For years now, the Rock and Roll Hall of Fame has drawn criticism for a number of things -- snubbing important musicians, overlooking black artists, and not honoring enough women among them. Others have complained about a structural bias toward Baby Boomers: The most powerful figure in the selection of nominees may be Jann Wenner, founder of Rolling Stone.
There’s something odd about the hall’s very premise. Rock is a genre built on rebellion and short songs – many of them intimately connected to the moment in which they are first performed. Many of its greatest musicians and bands had brief, brilliant careers, or long ones with only a few years of heyday. Yet the Hall is about honoring the entire careers of musicians for ever and ever. All art forms create a canon somehow, and the Hall and its museum creates an economic boon for the city of Cleveland, which is hard not to feel good about. But those tensions that have been part of the Hall’s structure since the beginning looks as though they're causing the whole thing to crack. And the strangest thing about it all is that the chaos has been unleashed by someone who never really should have been part of a rock hall of fame to begin with: Steve “The Joker” Miller.
At his induction Friday he told reporters that “The whole process is unpleasant” and needs to be changed.
He was more specific in a conversation with David Browne of Rolling Stone:
Do you think about recording any new albums?
No. I don't think about it at all. There is no record business. I record a lot of things. There is no record business. There's no reason for me to spend any money producing stuff that a record company... All the people that were sitting in the front row tonight, like the guy that came from my record company, I wanted to pull him by his necktie and kick him in the nuts.
Yeah. He's made a billion dollars off my work over the last 50 years and the motherfucker just came over and introduced himself tonight. That cheery little thing.

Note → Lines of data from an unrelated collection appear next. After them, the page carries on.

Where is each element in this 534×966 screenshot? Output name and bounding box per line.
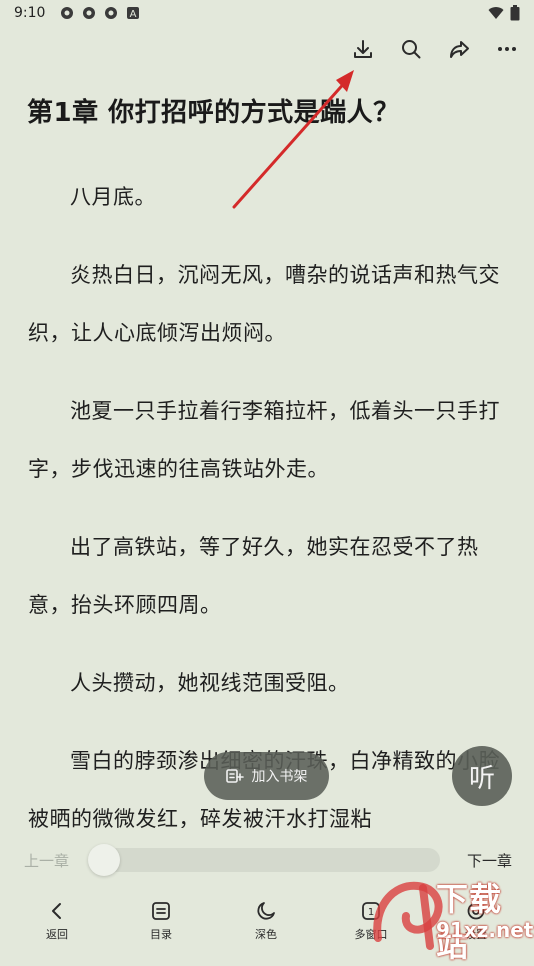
battery-icon xyxy=(510,5,520,21)
share-icon xyxy=(450,41,469,58)
prev-chapter-button[interactable]: 上一章 xyxy=(24,850,69,871)
app-icon-1 xyxy=(61,7,73,19)
add-bookshelf-button[interactable]: 加入书架 xyxy=(204,752,329,800)
nav-catalog[interactable]: 目录 xyxy=(131,900,191,942)
system-icons xyxy=(488,5,520,21)
more-icon xyxy=(498,47,516,51)
a-icon: A xyxy=(127,7,139,20)
search-button[interactable] xyxy=(400,38,422,60)
search-icon xyxy=(402,40,421,59)
moon-icon xyxy=(257,902,275,920)
add-bookshelf-label: 加入书架 xyxy=(251,769,308,785)
progress-slider-thumb[interactable] xyxy=(88,844,120,876)
notification-icons: A xyxy=(60,6,140,20)
watermark-url: 91xz.net xyxy=(436,918,534,942)
share-button[interactable] xyxy=(448,38,470,60)
reader-top-bar xyxy=(352,38,518,60)
status-time: 9:10 xyxy=(14,5,46,21)
app-icon-2 xyxy=(83,7,95,19)
nav-catalog-label: 目录 xyxy=(150,928,172,941)
download-button[interactable] xyxy=(352,38,374,60)
paragraph: 八月底。 xyxy=(70,185,156,209)
listen-label: 听 xyxy=(468,763,495,794)
back-icon xyxy=(52,903,61,919)
chapter-title: 第1章 你打招呼的方式是踹人？ xyxy=(27,98,400,128)
paragraph: 炎热白日，沉闷无风，嘈杂的说话声和热气交织，让人心底倾泻出烦闷。 xyxy=(28,263,500,345)
paragraph: 出了高铁站，等了好久，她实在忍受不了热意，抬头环顾四周。 xyxy=(28,535,479,617)
nav-dark-mode-label: 深色 xyxy=(255,928,277,941)
wifi-icon xyxy=(488,7,504,20)
add-shelf-icon xyxy=(225,769,244,783)
download-icon xyxy=(354,40,372,58)
paragraph: 人头攒动，她视线范围受阻。 xyxy=(70,671,350,695)
nav-back-label: 返回 xyxy=(46,928,68,941)
svg-text:A: A xyxy=(130,9,137,20)
status-bar: 9:10 A xyxy=(0,0,534,28)
listen-button[interactable]: 听 xyxy=(452,746,512,806)
more-button[interactable] xyxy=(496,38,518,60)
paragraph: 池夏一只手拉着行李箱拉杆，低着头一只手打字，步伐迅速的往高铁站外走。 xyxy=(28,399,500,481)
app-icon-3 xyxy=(105,7,117,19)
nav-back[interactable]: 返回 xyxy=(27,900,87,942)
catalog-icon xyxy=(152,902,170,920)
nav-dark-mode[interactable]: 深色 xyxy=(236,900,296,942)
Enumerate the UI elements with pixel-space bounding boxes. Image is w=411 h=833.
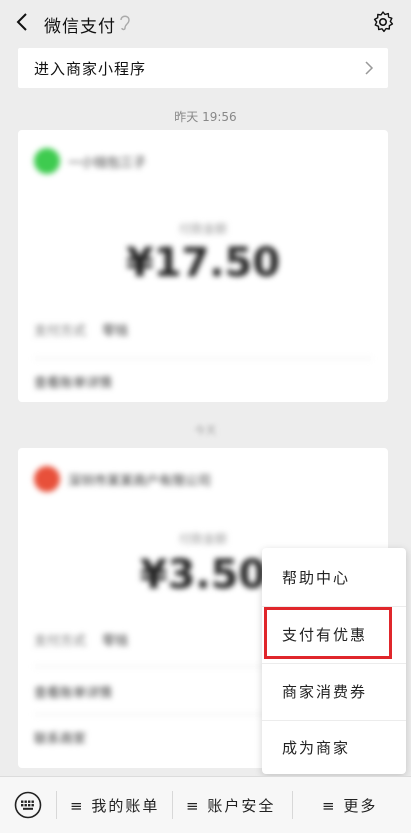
amount-value: ¥17.50 [125,240,281,286]
amount-caption: 付款金额 [178,222,227,236]
bottom-divider [292,791,293,819]
merchant-avatar [34,148,60,174]
merchant-avatar [34,466,60,492]
bottom-divider [56,791,57,819]
bottom-menu-bar: ≡ 我的账单 ≡ 账户安全 ≡ 更多 [0,776,411,833]
mini-program-label: 进入商家小程序 [34,60,147,78]
amount-caption: 付款金额 [178,532,227,546]
merchant-name: 深圳市某某商户有限公司 [68,474,212,489]
merchant-name: 一小钱包三子 [68,156,147,171]
highlight-box [264,607,392,659]
enter-mini-program-row[interactable]: 进入商家小程序 [18,48,388,88]
message-timestamp: 昨天 19:56 [174,110,237,124]
bill-details-link[interactable]: 查看账单详情 [34,682,112,701]
transaction-card[interactable]: 一小钱包三子 付款金额 ¥17.50 支付方式 零钱 查看账单详情 [18,130,388,402]
payment-method-value: 零钱 [102,324,129,339]
page-title: 微信支付 [44,17,116,37]
gear-icon[interactable] [371,10,395,34]
menu-item-become-merchant[interactable]: 成为商家 [262,720,406,776]
menu-item-help-center[interactable]: 帮助中心 [262,550,406,606]
bill-details-link[interactable]: 查看账单详情 [34,372,112,391]
divider [34,358,372,359]
top-nav-bar: 微信支付 [0,0,411,46]
chevron-right-icon [365,61,374,75]
menu-item-merchant-coupons[interactable]: 商家消费券 [262,664,406,720]
payment-method-label: 支付方式 [34,324,87,339]
tab-account-security[interactable]: ≡ 账户安全 [186,795,275,816]
keyboard-icon[interactable] [14,791,42,819]
tab-my-bills[interactable]: ≡ 我的账单 [70,795,159,816]
more-menu-popup: 帮助中心 支付有优惠 商家消费券 成为商家 [262,548,406,774]
bottom-divider [172,791,173,819]
back-chevron-icon[interactable] [12,11,34,33]
ear-icon[interactable] [118,12,132,32]
payment-method-label: 支付方式 [34,634,87,649]
payment-method-row: 支付方式 零钱 [34,630,128,649]
contact-merchant-link[interactable]: 联系商家 [34,728,86,747]
payment-method-value: 零钱 [102,634,129,649]
tab-more[interactable]: ≡ 更多 [322,795,377,816]
payment-method-row: 支付方式 零钱 [34,320,128,339]
date-separator: 今天 [194,424,217,437]
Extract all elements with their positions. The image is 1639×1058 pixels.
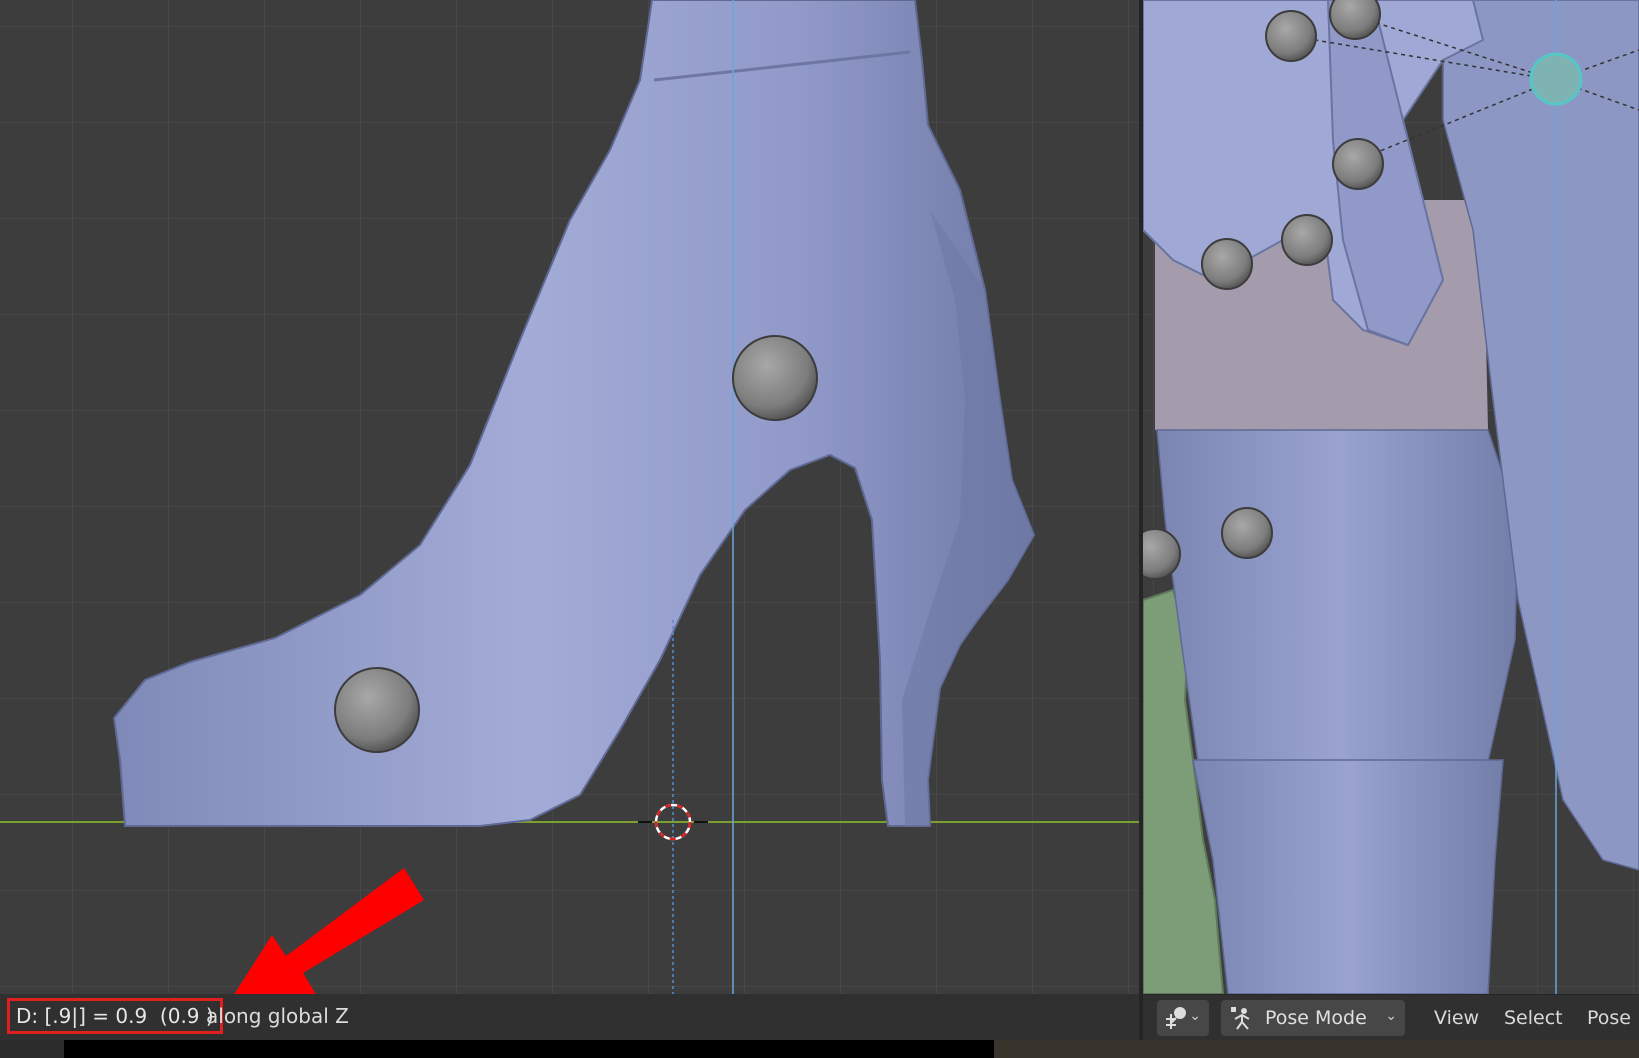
stocking-upper-mesh bbox=[1156, 429, 1519, 763]
bone-sphere[interactable] bbox=[1265, 10, 1317, 62]
transform-axis-text: along global Z bbox=[206, 1004, 349, 1028]
bone-sphere[interactable] bbox=[1281, 214, 1333, 266]
transform-orientation-button[interactable]: ⌄ bbox=[1157, 1000, 1209, 1036]
bone-sphere-toe[interactable] bbox=[334, 667, 420, 753]
selected-bone-sphere[interactable] bbox=[1529, 52, 1583, 106]
bone-sphere-heel[interactable] bbox=[732, 335, 818, 421]
mode-selector[interactable]: Pose Mode ⌄ bbox=[1221, 1000, 1405, 1036]
right-3d-viewport[interactable] bbox=[1143, 0, 1639, 994]
bone-sphere[interactable] bbox=[1332, 138, 1384, 190]
left-viewport-scene[interactable] bbox=[0, 0, 1139, 994]
right-viewport-scene[interactable] bbox=[1143, 0, 1639, 994]
menu-select[interactable]: Select bbox=[1504, 1000, 1563, 1036]
transform-orientation-icon bbox=[1166, 1007, 1186, 1029]
chevron-down-icon: ⌄ bbox=[1189, 1008, 1201, 1024]
bone-sphere[interactable] bbox=[1201, 238, 1253, 290]
chevron-down-icon: ⌄ bbox=[1385, 1008, 1397, 1024]
right-viewport-header: ⌄ Pose Mode ⌄ View Select Pose bbox=[1143, 994, 1639, 1041]
menu-view[interactable]: View bbox=[1434, 1000, 1479, 1036]
pose-mode-armature-icon bbox=[1231, 1007, 1250, 1030]
menu-pose[interactable]: Pose bbox=[1587, 1000, 1631, 1036]
mode-label: Pose Mode bbox=[1265, 1007, 1367, 1029]
transform-value-highlight: D: [.9|] = 0.9 (0.9 ) bbox=[7, 998, 223, 1034]
bone-sphere[interactable] bbox=[1329, 0, 1381, 40]
window-bottom-strip bbox=[0, 1040, 1639, 1058]
left-viewport-footer: D: [.9|] = 0.9 (0.9 ) along global Z bbox=[0, 994, 1139, 1040]
left-3d-viewport[interactable] bbox=[0, 0, 1139, 994]
bone-sphere[interactable] bbox=[1221, 507, 1273, 559]
boot-upper-mesh bbox=[1192, 759, 1504, 994]
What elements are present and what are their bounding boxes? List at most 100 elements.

You know he won't do any contract work, he won't clean anything up, he won't get anything done.
This whole industry fucking sucks and this little get-together you guys have here is like a private boys' club and it's a bunch of jackasses and jerks and fucking gangsters and crooks who've fucking stolen everything from a fucking artist. Telling the artist to come out here and tap dance.
But it hasn’t stopped there. Dan Auerbach of the Black Keys, who inducted Miller into the hall, now says he regrets the whole thing and that he’s experienced “sleepless nights” for unleashing the wrath of the “Abacadabra” singer.
Meanwhile, Gene Simmons of Kiss and Ice Cube have been sparring over N.W.A.’s induction and the whole question of whether hip hop belongs there.
The premise of the Rock Hall of Fame -- which was founded in part by the great Atlantic Records president Ahmet Ertegun, and drew early support from Yoko Ono, Little Richard, and Chuck Berry – was that the whole rock world could be one big happy family. Induction was a way of honoring elders. All this sounds good. But at this point, the whole infrastructure seems to be breaking down, in part along generational and racial lines.
When Steve Miller is admitted to the Rock and Roll Hall of Fame, something is wrong. When Steve Miller disses the hall of fame and the music business itself, provoking cheers of support, something has busted for real. The hall will survive this, but its leadership needs to think about where it’s headed.